La Belle et la Bête (1946) de Jean Cocteau
15 ans après son court-métrage "Le Sang d'un poète" (1930) le poète Jean Cocteau se fait cinéaste à jamais avec une adaptation complexe du célèbre conte (1957) de Madame Leprince de Beaumont. En effet, sur une idée de Jean Marais, Jean Cocteau incopore dans son film le conte de fées "La Chatte blanche" (1697) de Madame Marie-Catherine d'Aulnoy ainsi que la pièce de théâtre "La Belle et la Bête" (1913) de Alexandre Arnoux. Librement inspiré donc, Jean Cocteau s'approche un peu plus de cette dernière oeuvre que du conte originel. Le but avoué du poète-réalisateur est de montrer qu'il est difficile de séparer le rêve de la réalité. Derrière le drame familial il y a un destin emprisonné de surréalisme et de merveilleux. Cocteau devait à l'origine travailler avec Pagnol avant que celui-ci ne quitte la Gaumont avec perte et fracas. Néanmoins ce dernier demanda à Cocteau de choisir son ex-compagne (qu'il vient de quitter pour Jacqueline Bouvier) Josette Day (vue donc dans "La Fille du Puisatier" en 1940 de Marcel Pagnol) pour interpréter Belle. Pour la Bête (mais aussi Avenant et Le Prince) il est acquis que ce sera Jean Marais, alors muse de Cocteau depuis 1937.

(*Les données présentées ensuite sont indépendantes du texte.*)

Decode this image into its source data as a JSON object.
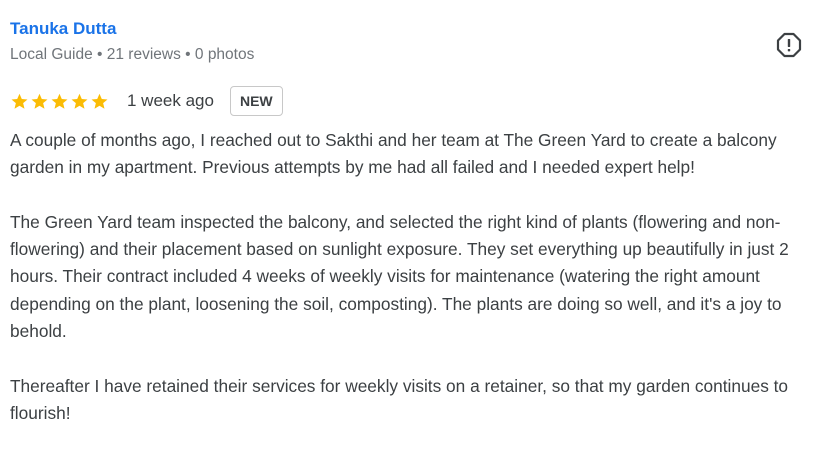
{
  "reviewer": {
    "name": "Tanuka Dutta",
    "meta": "Local Guide • 21 reviews • 0 photos"
  },
  "rating": {
    "stars": 5,
    "max_stars": 5,
    "star_color": "#fbbc04",
    "date": "1 week ago",
    "badge": "NEW"
  },
  "icons": {
    "report": "report-flag-icon",
    "star": "star-icon"
  },
  "colors": {
    "name_link": "#1a73e8",
    "meta_text": "#70757a",
    "body_text": "#3c4043"
  },
  "review": {
    "paragraphs": [
      "A couple of months ago, I reached out to Sakthi and her team at The Green Yard to create a balcony garden in my apartment. Previous attempts by me had all failed and I needed expert help!",
      "The Green Yard team inspected the balcony, and selected the right kind of plants (flowering and non-flowering) and their placement based on sunlight exposure. They set everything up beautifully in just 2 hours. Their contract included 4 weeks of weekly visits for maintenance (watering the right amount depending on the plant, loosening the soil, composting). The plants are doing so well, and it's a joy to behold.",
      "Thereafter I have retained their services for weekly visits on a retainer, so that my garden continues to flourish!"
    ]
  }
}
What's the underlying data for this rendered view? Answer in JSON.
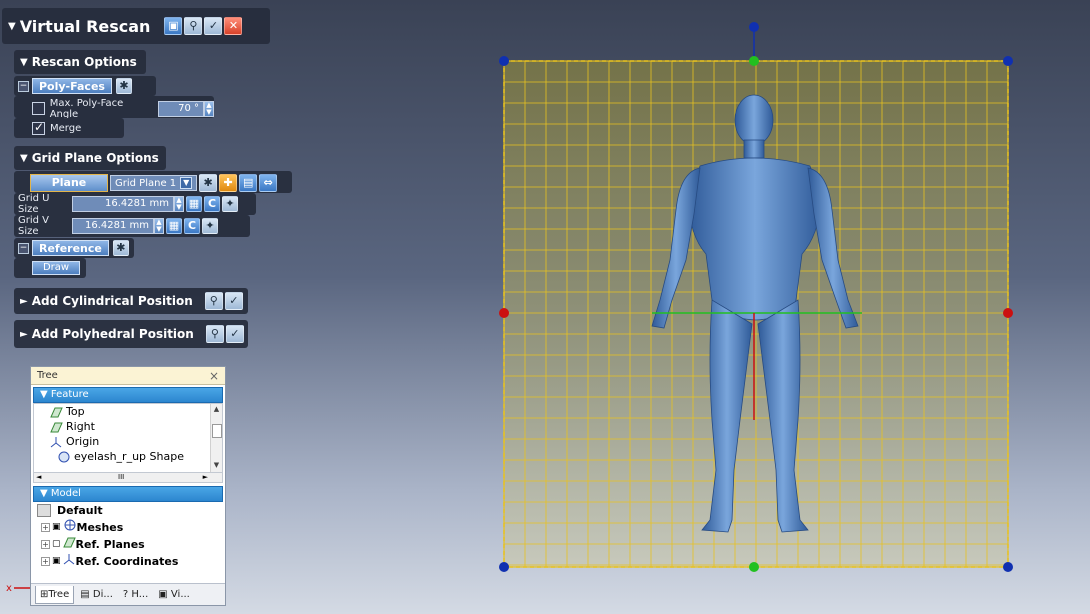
{
  "panel": {
    "title": "Virtual Rescan",
    "rescan_options": {
      "heading": "Rescan Options",
      "poly_faces": "Poly-Faces",
      "max_angle_label": "Max. Poly-Face Angle",
      "max_angle_value": "70 °",
      "max_angle_checked": false,
      "merge_label": "Merge",
      "merge_checked": true
    },
    "grid_plane_options": {
      "heading": "Grid Plane Options",
      "plane_button": "Plane",
      "plane_select": "Grid Plane 1",
      "grid_u_label": "Grid U Size",
      "grid_u_value": "16.4281 mm",
      "grid_v_label": "Grid V Size",
      "grid_v_value": "16.4281 mm",
      "reference": "Reference",
      "draw_button": "Draw"
    },
    "add_cylindrical": "Add Cylindrical Position",
    "add_polyhedral": "Add Polyhedral Position"
  },
  "tree": {
    "title": "Tree",
    "close": "×",
    "feature_heading": "Feature",
    "feature_items": [
      "Top",
      "Right",
      "Origin",
      "eyelash_r_up Shape"
    ],
    "hscroll_glyph": "III",
    "model_heading": "Model",
    "model_default": "Default",
    "model_items": [
      "Meshes",
      "Ref. Planes",
      "Ref. Coordinates"
    ],
    "tabs": [
      "Tree",
      "Di...",
      "H...",
      "Vi..."
    ]
  },
  "colors": {
    "grid_line": "#e8c21f",
    "grid_fill": "#8b8a52",
    "handle_blue": "#1030b0",
    "handle_green": "#22c020",
    "handle_red": "#cc1010",
    "model": "#5f8ac6",
    "tree_section": "#2c86cf"
  },
  "icons": {
    "title_actions": [
      "camera-icon",
      "magnifier-icon",
      "checkmark-icon",
      "close-icon"
    ],
    "plane_actions": [
      "star-icon",
      "add-icon",
      "save-icon",
      "flip-icon"
    ]
  }
}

Jean Marais qui devait passer plusieurs heures aux maquillages (3 pour la tête, 1 par griffe !). Dans un noir et blanc pur et parfois "brumeux", Cocteau conte donc "La Belle et la Bête" avec toute la liberté qui caractérise un poète. Les libertés prises restent légères, ce qui compte avant tout est que Cocteau saisisse l'âme du conte. Jamais conte de fée aura été aussi fidèle à l'esprit entre la magie et la peur que peut faire naitre la Bête et sa demeure. Cocteau y instille également une ode à la jeunesse et à sa fougue symbolisées par Avenant (Marais également) beau comme un dieu grec. S'inspirant fortement des oeuvres de Vermeer et de Gustave Doré, Cocteau allie esthétique pictural et beauté des mots en insistant sur le mystère qui entoure la Bête avec des détails qui n'en sont jamais (les chandeliers du couloir, le brouillard, les yeux, les serviteurs asservis...). Pour l'anecdote, Cocteau était secondé par René Clément qui travaillait en parallèle sur son premier film "La Bataille du Rail" tandis que Jean Marais était mobilisé dans la 2ème DB du Gal Leclerc lors du tournage. Jean Marais sera la muse de Cocteau encore longtemps et notamment sur tous ses prochains films tous aussi imprégnés de surréalisme poétique ("L'Aigle à deux têtes" en 1947, "Les Parents Terribles" en 1948), "Orphée" en 1950 et "Le Testament d'Orphée" en1960). Cocteau aura contribué ainsi à faire de Jean Marais la star qu'il deviendra... En tous cas "La Belle et la Bête" version Cocteau (et non pas la version Christophe Gans) c'est juste 1h30 de conte magique, la quintessence du genre.